When a baby is born into the world, so are grandparents. But if your grandchildren happen to live in another city, sometimes hundreds or even thousands of miles away, you may find yourself with measures of sadness at not being there for those milestone moments — that first smile, first step, first haircut … that first everything.
Fortunately, there are lots of ways to stay connected. When my four year-old grandson Brennen says, “I love you, Nana,” from his home in Pittsburgh, Pa., or his baby brother Bryce spirals into random fits of giggles hearing my voice on the phone, there’s a joy that transcends our distances apart.
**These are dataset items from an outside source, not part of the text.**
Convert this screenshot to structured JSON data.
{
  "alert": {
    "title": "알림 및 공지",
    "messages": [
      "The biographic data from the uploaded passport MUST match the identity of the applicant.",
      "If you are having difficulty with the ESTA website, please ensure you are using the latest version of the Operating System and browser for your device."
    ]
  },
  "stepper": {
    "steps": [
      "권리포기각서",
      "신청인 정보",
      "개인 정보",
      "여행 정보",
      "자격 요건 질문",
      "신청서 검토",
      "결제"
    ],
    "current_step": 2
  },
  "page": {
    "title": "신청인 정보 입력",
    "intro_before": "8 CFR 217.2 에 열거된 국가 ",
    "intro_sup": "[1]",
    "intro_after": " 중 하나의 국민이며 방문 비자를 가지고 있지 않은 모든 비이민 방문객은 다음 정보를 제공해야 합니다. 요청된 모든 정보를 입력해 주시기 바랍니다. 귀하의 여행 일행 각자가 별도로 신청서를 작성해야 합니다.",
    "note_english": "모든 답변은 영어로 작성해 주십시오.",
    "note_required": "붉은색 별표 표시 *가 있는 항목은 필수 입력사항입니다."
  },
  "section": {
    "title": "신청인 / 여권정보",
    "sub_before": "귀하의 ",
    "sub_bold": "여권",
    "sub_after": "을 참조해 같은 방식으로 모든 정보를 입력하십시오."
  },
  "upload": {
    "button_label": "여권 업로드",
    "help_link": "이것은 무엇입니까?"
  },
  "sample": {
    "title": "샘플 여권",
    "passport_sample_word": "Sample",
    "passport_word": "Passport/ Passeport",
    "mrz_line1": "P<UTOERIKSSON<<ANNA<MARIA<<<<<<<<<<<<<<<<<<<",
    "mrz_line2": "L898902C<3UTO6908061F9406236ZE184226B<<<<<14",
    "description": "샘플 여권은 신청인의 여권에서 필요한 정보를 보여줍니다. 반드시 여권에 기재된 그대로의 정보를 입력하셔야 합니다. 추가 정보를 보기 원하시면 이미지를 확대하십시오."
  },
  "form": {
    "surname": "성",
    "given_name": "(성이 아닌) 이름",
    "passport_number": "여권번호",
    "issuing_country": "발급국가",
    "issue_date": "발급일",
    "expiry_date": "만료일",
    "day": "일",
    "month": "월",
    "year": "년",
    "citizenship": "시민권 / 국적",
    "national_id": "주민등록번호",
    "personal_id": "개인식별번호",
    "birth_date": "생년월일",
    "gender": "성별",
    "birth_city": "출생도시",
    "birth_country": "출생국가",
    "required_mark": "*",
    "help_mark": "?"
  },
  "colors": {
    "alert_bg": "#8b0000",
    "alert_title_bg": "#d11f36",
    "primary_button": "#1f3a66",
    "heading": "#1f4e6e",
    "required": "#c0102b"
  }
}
Like a lot of grandmothers, Joanne Stogner of Penfield doesn’t get to visit her granddaughter as often as she’d like. “Eden lives in Sierra Vista, Ariz., with my son and daughter-in-law, Kyle and Wendy Kulp, so I only see her once a year when she comes to stay with me each summer for six weeks.” Stogner remains close to Eden through technology, as much as the 15-year-old will allow. “Eden is in her independent streak,” she said. “Sometimes I get one word text messages, but she does create these amazing videos of herself with friends where I get to catch up.”
Trish Harren of Rochester also has long distance relationships with her four grandsons: Zachary, age 6, and Alex,age 4, who live in Sunny dale, Calif., and Max, age 5, and Oliver, age 2, from Allentown, Pa.“My son and his wife, Matt and Ann,live on the West Coast in a different time zone. So, we arrange a video chat on Saturday mornings where we visit the boys while they are having breakfast.“It amazes me how they really get the concept of talking on a video screen,” Harren said. “Even Oliver, our youngest grandson, says ‘Nana, Nana, Nana,’ and although our conversation is limited, it still is a totally immersive and rewarding visit.”
Jim Murphy of Lima connects with his Brighton-based 11-year-old granddaughter Clara-Zofia Gawlowicz through visits and phone calls.“We were retired before Clara was born,”Murphy said, “and it was like a rebirth hearing her ask questions like ‘What makes the sky blue?’ You have to be proactive in their lives and stay connected. “Clara and I bond over simple things— walking in the woods, visiting the horses in the barn,creating projects in the basement. It’s becoming a reciprocal relationship where she teaches me things, too, and we get to learn from one another.”
Linda Quinlan of Irondequoit stays connected with her two-year-old granddaughter Ava Reese, through FaceTime. “My daughter Emily and her husband, Nic, live in Atlanta, and we visit each other several times a year so Ava has been to our house quite a bit. “During our chats, Ava just wants to see the dog and cat and then runs away,” Quinlan said, with a laugh. “There’s always a sense of sadness at grandparenting because you miss those little moments when you want to be there physically. But luckily her parents keep us connected.”
Ellen Konar of Pittsford agrees that one’s children are “the gatekeepers” to the grandchildren.“Our daughter Nina and her husband,Kwaku Essel, who live in South Orange,N.J., keep us and Nathaniel’s grandfather in Africa connected to our two-year old grandson through photos and Google memories and chat,” she said.
The Konars visited grandson Nathaniel frequently during his first few months of life and he spent a week last summer at their home.“They get to know you without parental interference and it’s important that Nathaniel spend time with just us, to learn our stories,” said Konar. “Kids can never get enough unconditional love — and the more people who think they are amazing and wonderful, and will listen to and want to play with them,the better off in life they will be.”